Cuckqueaning ist der sexuelle Fetisch, vor dem ich am meisten Angst habe

Wir haben alle Fantasien Wir hätten gerne gespielt - Sex mit einer anderen Frau, ein frecher Dreier, hier und da ein bisschen Prügel usw. Während viele meiner Fantasieszenarien ziemlich unschuldig sind, gibt es eine, die ich immer noch einschüchtern kann, um sie in die Realität umzusetzen - Es heißt Cuckqueaning.



Es ergibt sich aus dem Konzept des Hahnrei.
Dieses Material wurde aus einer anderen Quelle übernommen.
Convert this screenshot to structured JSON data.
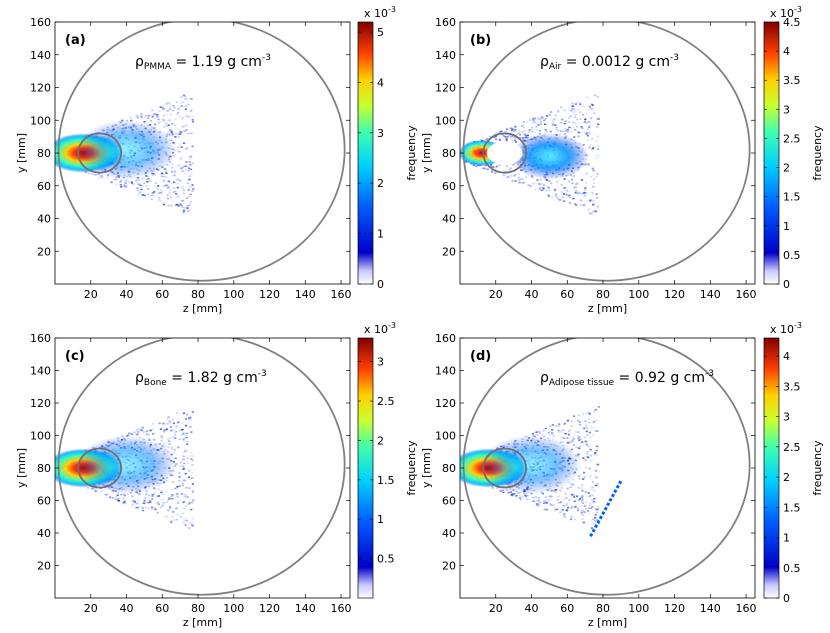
{
  "chart_data": [
    {
      "type": "heatmap",
      "panel_label": "(a)",
      "material_symbol": "ρ",
      "material_sub": "PMMA",
      "density_text": " = 1.19 g cm",
      "density_exp": "-3",
      "density_value": 1.19,
      "density_unit": "g cm^-3",
      "xlabel": "z [mm]",
      "ylabel": "y [mm]",
      "xlim": [
        0,
        165
      ],
      "ylim": [
        0,
        160
      ],
      "xticks": [
        20,
        40,
        60,
        80,
        100,
        120,
        140,
        160
      ],
      "yticks": [
        20,
        40,
        60,
        80,
        100,
        120,
        140,
        160
      ],
      "colorbar": {
        "label": "frequency",
        "multiplier": "x 10",
        "multiplier_exp": "-3",
        "range": [
          0,
          5.2
        ],
        "ticks": [
          0,
          1,
          2,
          3,
          4,
          5
        ]
      },
      "insert_circle": {
        "center": [
          25,
          80
        ],
        "radius": 12
      },
      "phantom_circle": {
        "center": [
          82,
          82
        ],
        "radius": 80
      }
    },
    {
      "type": "heatmap",
      "panel_label": "(b)",
      "material_symbol": "ρ",
      "material_sub": "Air",
      "density_text": " = 0.0012 g cm",
      "density_exp": "-3",
      "density_value": 0.0012,
      "density_unit": "g cm^-3",
      "xlabel": "z [mm]",
      "ylabel": "y [mm]",
      "xlim": [
        0,
        165
      ],
      "ylim": [
        0,
        160
      ],
      "xticks": [
        20,
        40,
        60,
        80,
        100,
        120,
        140,
        160
      ],
      "yticks": [
        20,
        40,
        60,
        80,
        100,
        120,
        140,
        160
      ],
      "colorbar": {
        "label": "frequency",
        "multiplier": "x 10",
        "multiplier_exp": "-3",
        "range": [
          0,
          4.5
        ],
        "ticks": [
          0,
          0.5,
          1,
          1.5,
          2,
          2.5,
          3,
          3.5,
          4,
          4.5
        ]
      },
      "insert_circle": {
        "center": [
          25,
          80
        ],
        "radius": 12
      },
      "phantom_circle": {
        "center": [
          82,
          82
        ],
        "radius": 80
      }
    },
    {
      "type": "heatmap",
      "panel_label": "(c)",
      "material_symbol": "ρ",
      "material_sub": "Bone",
      "density_text": " = 1.82 g cm",
      "density_exp": "-3",
      "density_value": 1.82,
      "density_unit": "g cm^-3",
      "xlabel": "z [mm]",
      "ylabel": "y [mm]",
      "xlim": [
        0,
        165
      ],
      "ylim": [
        0,
        160
      ],
      "xticks": [
        20,
        40,
        60,
        80,
        100,
        120,
        140,
        160
      ],
      "yticks": [
        20,
        40,
        60,
        80,
        100,
        120,
        140,
        160
      ],
      "colorbar": {
        "label": "frequency",
        "multiplier": "x 10",
        "multiplier_exp": "-3",
        "range": [
          0,
          3.3
        ],
        "ticks": [
          0.5,
          1,
          1.5,
          2,
          2.5,
          3
        ]
      },
      "insert_circle": {
        "center": [
          25,
          80
        ],
        "radius": 12
      },
      "phantom_circle": {
        "center": [
          82,
          82
        ],
        "radius": 80
      }
    },
    {
      "type": "heatmap",
      "panel_label": "(d)",
      "material_symbol": "ρ",
      "material_sub": "Adipose tissue",
      "density_text": " = 0.92 g cm",
      "density_exp": "-3",
      "density_value": 0.92,
      "density_unit": "g cm^-3",
      "xlabel": "z [mm]",
      "ylabel": "y [mm]",
      "xlim": [
        0,
        165
      ],
      "ylim": [
        0,
        160
      ],
      "xticks": [
        20,
        40,
        60,
        80,
        100,
        120,
        140,
        160
      ],
      "yticks": [
        20,
        40,
        60,
        80,
        100,
        120,
        140,
        160
      ],
      "colorbar": {
        "label": "frequency",
        "multiplier": "x 10",
        "multiplier_exp": "-3",
        "range": [
          0,
          4.3
        ],
        "ticks": [
          0,
          0.5,
          1,
          1.5,
          2,
          2.5,
          3,
          3.5,
          4
        ]
      },
      "insert_circle": {
        "center": [
          25,
          80
        ],
        "radius": 12
      },
      "phantom_circle": {
        "center": [
          82,
          82
        ],
        "radius": 80
      },
      "streak_feature": {
        "from": [
          73,
          38
        ],
        "to": [
          90,
          72
        ]
      }
    }
  ]
}
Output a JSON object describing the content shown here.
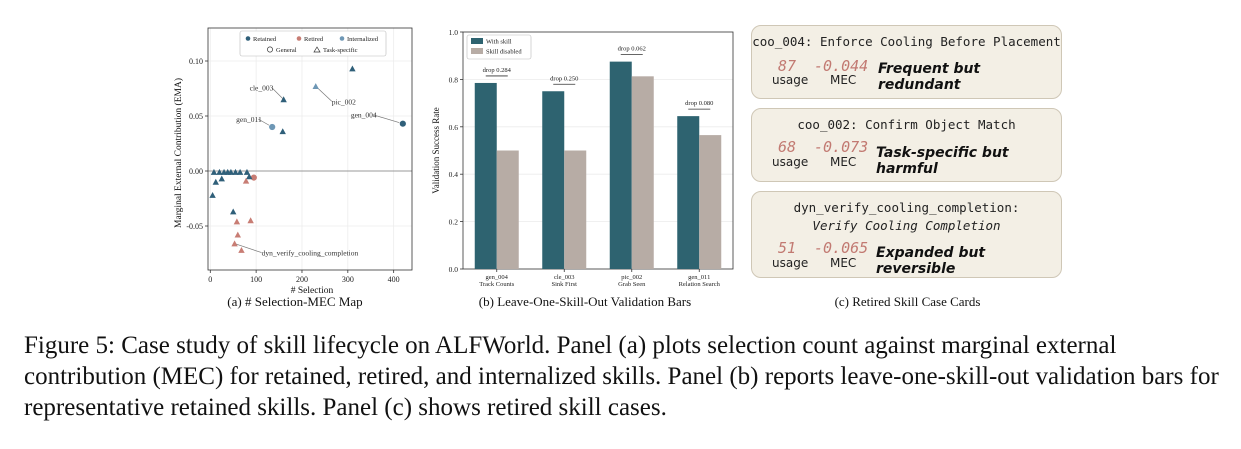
{
  "chart_data": [
    {
      "type": "scatter",
      "caption": "(a) # Selection-MEC Map",
      "xlabel": "# Selection",
      "ylabel": "Marginal External Contribution (EMA)",
      "xlim": [
        -5,
        440
      ],
      "ylim": [
        -0.09,
        0.13
      ],
      "xticks": [
        "0",
        "100",
        "200",
        "300",
        "400"
      ],
      "yticks": [
        "-0.05",
        "0.00",
        "0.05",
        "0.10"
      ],
      "legend": {
        "position": "top",
        "colors": [
          "Retained",
          "Retired",
          "Internalized"
        ],
        "shapes": [
          "General",
          "Task-specific"
        ]
      },
      "colors": {
        "Retained": "#2f5f79",
        "Retired": "#c87d74",
        "Internalized": "#6e97b5"
      },
      "points": [
        {
          "x": 420,
          "y": 0.043,
          "status": "Retained",
          "shape": "General"
        },
        {
          "x": 135,
          "y": 0.04,
          "status": "Internalized",
          "shape": "General"
        },
        {
          "x": 95,
          "y": -0.006,
          "status": "Retired",
          "shape": "General"
        },
        {
          "x": 310,
          "y": 0.093,
          "status": "Retained",
          "shape": "Task-specific"
        },
        {
          "x": 230,
          "y": 0.077,
          "status": "Internalized",
          "shape": "Task-specific"
        },
        {
          "x": 160,
          "y": 0.065,
          "status": "Retained",
          "shape": "Task-specific"
        },
        {
          "x": 158,
          "y": 0.036,
          "status": "Retained",
          "shape": "Task-specific"
        },
        {
          "x": 8,
          "y": -0.001,
          "status": "Retained",
          "shape": "Task-specific"
        },
        {
          "x": 20,
          "y": -0.001,
          "status": "Retained",
          "shape": "Task-specific"
        },
        {
          "x": 30,
          "y": -0.001,
          "status": "Retained",
          "shape": "Task-specific"
        },
        {
          "x": 38,
          "y": -0.001,
          "status": "Retained",
          "shape": "Task-specific"
        },
        {
          "x": 45,
          "y": -0.001,
          "status": "Retained",
          "shape": "Task-specific"
        },
        {
          "x": 55,
          "y": -0.001,
          "status": "Retained",
          "shape": "Task-specific"
        },
        {
          "x": 65,
          "y": -0.001,
          "status": "Retained",
          "shape": "Task-specific"
        },
        {
          "x": 80,
          "y": -0.001,
          "status": "Retained",
          "shape": "Task-specific"
        },
        {
          "x": 12,
          "y": -0.01,
          "status": "Retained",
          "shape": "Task-specific"
        },
        {
          "x": 5,
          "y": -0.022,
          "status": "Retained",
          "shape": "Task-specific"
        },
        {
          "x": 25,
          "y": -0.007,
          "status": "Retained",
          "shape": "Task-specific"
        },
        {
          "x": 85,
          "y": -0.005,
          "status": "Retained",
          "shape": "Task-specific"
        },
        {
          "x": 50,
          "y": -0.037,
          "status": "Retained",
          "shape": "Task-specific"
        },
        {
          "x": 78,
          "y": -0.009,
          "status": "Retired",
          "shape": "Task-specific"
        },
        {
          "x": 58,
          "y": -0.046,
          "status": "Retired",
          "shape": "Task-specific"
        },
        {
          "x": 88,
          "y": -0.045,
          "status": "Retired",
          "shape": "Task-specific"
        },
        {
          "x": 60,
          "y": -0.058,
          "status": "Retired",
          "shape": "Task-specific"
        },
        {
          "x": 53,
          "y": -0.066,
          "status": "Retired",
          "shape": "Task-specific"
        },
        {
          "x": 68,
          "y": -0.072,
          "status": "Retired",
          "shape": "Task-specific"
        }
      ],
      "annotations": [
        {
          "text": "cle_003",
          "x": 160,
          "y": 0.065
        },
        {
          "text": "pic_002",
          "x": 230,
          "y": 0.077
        },
        {
          "text": "gen_004",
          "x": 420,
          "y": 0.043
        },
        {
          "text": "gen_011",
          "x": 135,
          "y": 0.04
        },
        {
          "text": "dyn_verify_cooling_completion",
          "x": 53,
          "y": -0.066
        }
      ]
    },
    {
      "type": "bar",
      "caption": "(b) Leave-One-Skill-Out Validation Bars",
      "ylabel": "Validation Success Rate",
      "ylim": [
        0,
        1.0
      ],
      "yticks": [
        "0.0",
        "0.2",
        "0.4",
        "0.6",
        "0.8",
        "1.0"
      ],
      "legend_position": "top-left",
      "categories": [
        {
          "line1": "gen_004",
          "line2": "Track Counts"
        },
        {
          "line1": "cle_003",
          "line2": "Sink First"
        },
        {
          "line1": "pic_002",
          "line2": "Grab Seen"
        },
        {
          "line1": "gen_011",
          "line2": "Relation Search"
        }
      ],
      "series": [
        {
          "name": "With skill",
          "color": "#2e6370",
          "values": [
            0.785,
            0.75,
            0.875,
            0.645
          ]
        },
        {
          "name": "Skill disabled",
          "color": "#b7aca5",
          "values": [
            0.5,
            0.5,
            0.813,
            0.565
          ]
        }
      ],
      "drops": [
        "drop 0.284",
        "drop 0.250",
        "drop 0.062",
        "drop 0.080"
      ]
    }
  ],
  "cards_caption": "(c) Retired Skill Case Cards",
  "cards": [
    {
      "title": "coo_004: Enforce Cooling Before Placement",
      "title2": "",
      "usage": "87",
      "usage_label": "usage",
      "mec": "-0.044",
      "mec_label": "MEC",
      "verdict": "Frequent but redundant"
    },
    {
      "title": "coo_002: Confirm Object Match",
      "title2": "",
      "usage": "68",
      "usage_label": "usage",
      "mec": "-0.073",
      "mec_label": "MEC",
      "verdict": "Task-specific but harmful"
    },
    {
      "title": "dyn_verify_cooling_completion:",
      "title2": "Verify Cooling Completion",
      "usage": "51",
      "usage_label": "usage",
      "mec": "-0.065",
      "mec_label": "MEC",
      "verdict": "Expanded but reversible"
    }
  ],
  "figure_caption": "Figure 5: Case study of skill lifecycle on ALFWorld. Panel (a) plots selection count against marginal external contribution (MEC) for retained, retired, and internalized skills. Panel (b) reports leave-one-skill-out validation bars for representative retained skills. Panel (c) shows retired skill cases."
}
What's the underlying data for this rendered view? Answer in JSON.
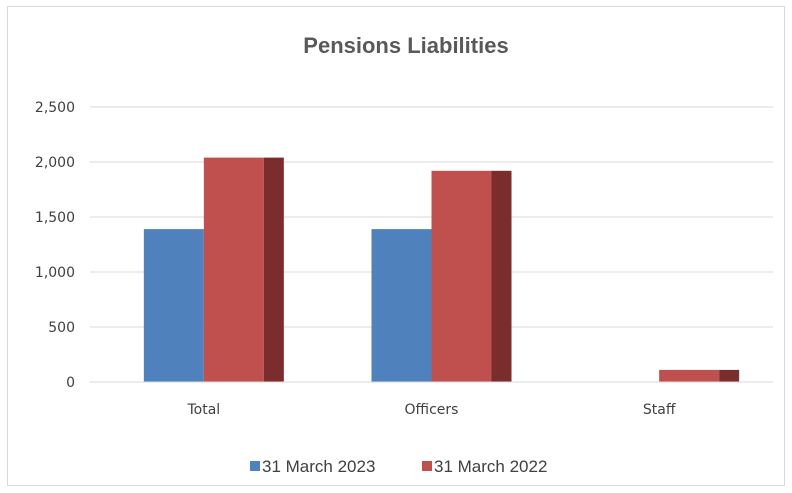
{
  "chart_data": {
    "type": "bar",
    "title": "Pensions Liabilities",
    "categories": [
      "Total",
      "Officers",
      "Staff"
    ],
    "series": [
      {
        "name": "31 March 2023",
        "values": [
          1390,
          1390,
          0
        ],
        "color": "#4f81bd",
        "shade": "#4f81bd"
      },
      {
        "name": "31 March 2022",
        "values": [
          2040,
          1920,
          110
        ],
        "color": "#c0504d",
        "shade": "#7b2c2c"
      }
    ],
    "yticks": [
      "0",
      "500",
      "1,000",
      "1,500",
      "2,000",
      "2,500"
    ],
    "ylim": [
      0,
      2500
    ],
    "grid": true,
    "legend": "bottom"
  }
}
Hahnrei ist, wenn ein Mann beobachtet, wie seine Partnerin Sex mit einem anderen Mann hat. Es geht fast immer um ein Element der Demütigung, Erniedrigung, Voyeurismus und Neid seitens des Hahnrei (derjenige, der zuschaut). Cuckqueaning ist das Gegenteil - eine Frau beobachtet, wie ihr Mann mit einer anderen Frau schläft - und das ist es, worüber ich phantasiere.

Es ist eine langjährige Fantasie von mir.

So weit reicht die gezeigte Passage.